Der ewige Weltrekordhalter - Uwe Hohn
Die Zuschauer waren geschockt. Uwe Hohn schleuderte den Speer im Juli 1984 so weit, dass sich die Spitze beinahe in die Tartanbahn bohrte. Aus Sicherheitsgründen wurden danach die Speere verändert, damit sie weniger weit fliegen. Hohns Rekord von 104,80 Metern wurde damit praktisch unschlagbar. Wegen des Boykotts der DDR verpasste der Sportler 1984 die Chance auf eine Goldmedaille bei Olympia.
Gabriele Reinsch - ungeschlagener Weltrekord
Die Leichtathletin und Olympiateilnehmerin wirft den Diskus 1988 76,80 Meter weit - ein neuer Weltrekord. Diese Bestmarke ist bis heute ungebrochen und liegt mehr als zwei Meter über dem vorherigen. Diese erhebliche Verbesserung und die Tatsache, dass Reinsch diese Top-Leistung nie wieder annähernd erreichen konnte, werfen Fragen auf.

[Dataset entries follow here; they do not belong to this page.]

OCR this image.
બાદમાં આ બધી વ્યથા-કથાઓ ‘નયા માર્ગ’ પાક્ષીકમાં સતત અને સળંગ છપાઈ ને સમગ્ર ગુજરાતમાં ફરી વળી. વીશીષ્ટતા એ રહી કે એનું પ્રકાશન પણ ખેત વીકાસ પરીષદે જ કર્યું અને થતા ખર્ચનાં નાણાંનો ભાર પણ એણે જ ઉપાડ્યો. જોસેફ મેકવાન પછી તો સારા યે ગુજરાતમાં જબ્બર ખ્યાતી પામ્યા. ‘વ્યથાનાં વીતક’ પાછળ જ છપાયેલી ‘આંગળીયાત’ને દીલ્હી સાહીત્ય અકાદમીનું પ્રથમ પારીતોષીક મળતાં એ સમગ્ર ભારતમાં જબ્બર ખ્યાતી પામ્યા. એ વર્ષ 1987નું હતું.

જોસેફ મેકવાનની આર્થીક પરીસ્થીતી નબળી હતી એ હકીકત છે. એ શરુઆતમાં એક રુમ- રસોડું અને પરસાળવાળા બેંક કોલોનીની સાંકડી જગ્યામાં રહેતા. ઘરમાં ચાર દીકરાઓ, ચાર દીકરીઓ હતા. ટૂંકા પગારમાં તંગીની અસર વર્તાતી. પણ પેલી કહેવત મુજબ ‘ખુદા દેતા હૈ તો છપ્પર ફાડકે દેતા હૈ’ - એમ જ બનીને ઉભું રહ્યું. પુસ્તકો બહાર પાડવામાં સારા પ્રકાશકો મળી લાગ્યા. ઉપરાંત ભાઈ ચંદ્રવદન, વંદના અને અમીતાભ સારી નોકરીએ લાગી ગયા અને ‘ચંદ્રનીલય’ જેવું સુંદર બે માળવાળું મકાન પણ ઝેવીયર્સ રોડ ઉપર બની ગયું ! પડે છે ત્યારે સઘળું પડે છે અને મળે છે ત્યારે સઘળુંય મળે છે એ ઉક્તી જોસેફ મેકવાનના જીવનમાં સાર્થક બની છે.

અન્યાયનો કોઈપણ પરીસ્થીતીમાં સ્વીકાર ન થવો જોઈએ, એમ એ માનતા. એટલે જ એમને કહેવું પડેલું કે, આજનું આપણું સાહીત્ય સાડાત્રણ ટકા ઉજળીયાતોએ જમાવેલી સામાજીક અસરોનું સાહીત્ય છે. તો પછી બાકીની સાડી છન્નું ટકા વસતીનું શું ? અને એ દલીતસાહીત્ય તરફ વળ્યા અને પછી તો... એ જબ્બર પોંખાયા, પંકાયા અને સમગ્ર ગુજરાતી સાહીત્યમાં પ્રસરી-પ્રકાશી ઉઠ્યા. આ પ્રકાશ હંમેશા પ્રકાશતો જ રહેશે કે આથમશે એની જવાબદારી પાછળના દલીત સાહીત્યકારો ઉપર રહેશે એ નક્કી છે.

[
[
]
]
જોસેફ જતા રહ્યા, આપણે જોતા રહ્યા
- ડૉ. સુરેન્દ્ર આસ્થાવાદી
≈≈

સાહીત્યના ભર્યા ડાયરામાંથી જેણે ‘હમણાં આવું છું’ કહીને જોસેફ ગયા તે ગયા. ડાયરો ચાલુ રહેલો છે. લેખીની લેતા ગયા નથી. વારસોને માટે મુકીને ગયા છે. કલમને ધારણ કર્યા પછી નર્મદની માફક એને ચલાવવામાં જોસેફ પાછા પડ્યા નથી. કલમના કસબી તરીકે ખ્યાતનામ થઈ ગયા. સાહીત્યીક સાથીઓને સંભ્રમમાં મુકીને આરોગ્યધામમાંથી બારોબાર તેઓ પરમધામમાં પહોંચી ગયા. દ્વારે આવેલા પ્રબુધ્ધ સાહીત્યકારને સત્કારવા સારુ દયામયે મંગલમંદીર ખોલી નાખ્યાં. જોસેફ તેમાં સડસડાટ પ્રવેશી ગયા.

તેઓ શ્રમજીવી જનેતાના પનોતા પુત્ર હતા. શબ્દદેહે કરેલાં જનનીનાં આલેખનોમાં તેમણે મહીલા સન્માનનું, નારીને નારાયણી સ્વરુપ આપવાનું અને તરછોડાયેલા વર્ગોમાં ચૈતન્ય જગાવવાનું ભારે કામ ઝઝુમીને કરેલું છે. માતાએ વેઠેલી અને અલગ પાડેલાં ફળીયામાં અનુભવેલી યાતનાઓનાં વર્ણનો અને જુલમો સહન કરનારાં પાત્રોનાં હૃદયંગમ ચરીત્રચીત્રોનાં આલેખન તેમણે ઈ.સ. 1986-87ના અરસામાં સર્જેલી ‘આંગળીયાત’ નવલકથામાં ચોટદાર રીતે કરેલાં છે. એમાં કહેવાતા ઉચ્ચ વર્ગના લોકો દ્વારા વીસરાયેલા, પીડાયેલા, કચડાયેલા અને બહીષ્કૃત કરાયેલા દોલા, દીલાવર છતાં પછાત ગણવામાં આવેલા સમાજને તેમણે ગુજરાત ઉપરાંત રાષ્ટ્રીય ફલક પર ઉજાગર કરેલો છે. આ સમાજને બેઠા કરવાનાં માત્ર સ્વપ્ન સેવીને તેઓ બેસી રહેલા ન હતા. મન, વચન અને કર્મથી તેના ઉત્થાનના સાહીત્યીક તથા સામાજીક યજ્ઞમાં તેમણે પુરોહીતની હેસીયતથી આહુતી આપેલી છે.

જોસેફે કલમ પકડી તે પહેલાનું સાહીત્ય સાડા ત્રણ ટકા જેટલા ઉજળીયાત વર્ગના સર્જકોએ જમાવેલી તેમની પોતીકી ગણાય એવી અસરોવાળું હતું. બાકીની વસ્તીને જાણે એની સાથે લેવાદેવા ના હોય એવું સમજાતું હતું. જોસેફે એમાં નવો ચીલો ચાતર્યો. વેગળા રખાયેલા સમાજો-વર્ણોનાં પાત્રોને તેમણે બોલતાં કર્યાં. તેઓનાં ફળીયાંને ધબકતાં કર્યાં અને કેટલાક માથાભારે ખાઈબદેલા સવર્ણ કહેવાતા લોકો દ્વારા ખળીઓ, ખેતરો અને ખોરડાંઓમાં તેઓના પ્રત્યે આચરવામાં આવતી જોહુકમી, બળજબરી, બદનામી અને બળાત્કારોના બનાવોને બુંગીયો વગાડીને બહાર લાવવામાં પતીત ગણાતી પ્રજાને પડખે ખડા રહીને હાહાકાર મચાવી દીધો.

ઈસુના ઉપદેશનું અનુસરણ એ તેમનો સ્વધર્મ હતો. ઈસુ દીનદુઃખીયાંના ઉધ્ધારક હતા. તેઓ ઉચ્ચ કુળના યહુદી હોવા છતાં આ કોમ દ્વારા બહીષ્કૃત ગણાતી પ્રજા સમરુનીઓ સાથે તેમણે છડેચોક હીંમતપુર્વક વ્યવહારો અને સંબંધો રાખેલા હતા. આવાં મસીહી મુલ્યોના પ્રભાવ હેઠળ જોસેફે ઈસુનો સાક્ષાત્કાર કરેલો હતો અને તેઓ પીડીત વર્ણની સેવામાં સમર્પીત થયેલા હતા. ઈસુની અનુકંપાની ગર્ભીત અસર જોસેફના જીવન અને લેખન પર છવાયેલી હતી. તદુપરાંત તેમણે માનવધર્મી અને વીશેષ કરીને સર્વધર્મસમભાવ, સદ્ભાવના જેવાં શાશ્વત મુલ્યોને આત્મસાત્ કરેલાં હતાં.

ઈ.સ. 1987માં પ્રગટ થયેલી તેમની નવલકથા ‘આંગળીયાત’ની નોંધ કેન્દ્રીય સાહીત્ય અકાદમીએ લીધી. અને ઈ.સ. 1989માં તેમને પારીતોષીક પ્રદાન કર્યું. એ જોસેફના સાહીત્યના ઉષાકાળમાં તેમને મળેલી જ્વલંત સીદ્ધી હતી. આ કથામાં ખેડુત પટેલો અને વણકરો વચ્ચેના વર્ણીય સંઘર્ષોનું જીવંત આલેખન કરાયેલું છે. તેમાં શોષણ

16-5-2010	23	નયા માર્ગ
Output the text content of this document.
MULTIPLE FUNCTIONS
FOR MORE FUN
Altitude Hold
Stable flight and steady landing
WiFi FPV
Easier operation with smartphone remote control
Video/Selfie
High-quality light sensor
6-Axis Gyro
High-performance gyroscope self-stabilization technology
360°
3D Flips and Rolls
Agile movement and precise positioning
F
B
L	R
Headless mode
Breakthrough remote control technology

Helmut Recknagel - kuriose Berufswechsel
Der ehemalige Skispringer arbeitete nach dem seiner Sportkarriere in der DDR als Fleischhygiene-Inspektor. Er hatte neben dem Sport Tiermedizin studiert. In seiner Promotionsarbeit ging es um Leberegelerkrankungen beim Rind. Nach dem Ende der DDR wurde Recknagel als Tierarzt entlassen und war arbeitslos. Er schulte zum Versicherungskaufmann um und betrieb später ein Sanitätshaus in Berlin.
Waldemar Cierpinski - vom Marathonläufer zum Geschäftsmann
Er gewann 1976 und 1980 Gold und ist einziger deutscher Marathon-Olympiasieger. Auf ihm lasten Vorwürfe wegen Verbindungen zum DDR-Geheimdienst und Dopings. Cierpinskis Olympia-Rivale von 1976, Frank Shorter aus den USA, drohte sogar mit einer Klage, um an dessen Stelle die Goldmedaille zu bekommen. Cierpinski bestritt stets alle Vorwürfe. Nach seiner Karriere eröffnete er ein Sportgeschäft.
Die umstrittene Nummer eins - Täve Schur
Gustav-Adolf "Täve" Schur ist noch immer ein beliebter DDR-Sportheld. Er gewann die Friedensfahrt und holte Zeitfahr-Medaillen bei Olympia. Der Radsportler wurde allerdings nach heftiger Diskussion nicht in die Hall of Fame des deutschen Sports aufgenommen. Vertreter des Dopingopfer-Hilfevereins protestieren, weil sie in Schur eine "zentrale Propagandafigur des kriminellen DDR-Sports" sahen.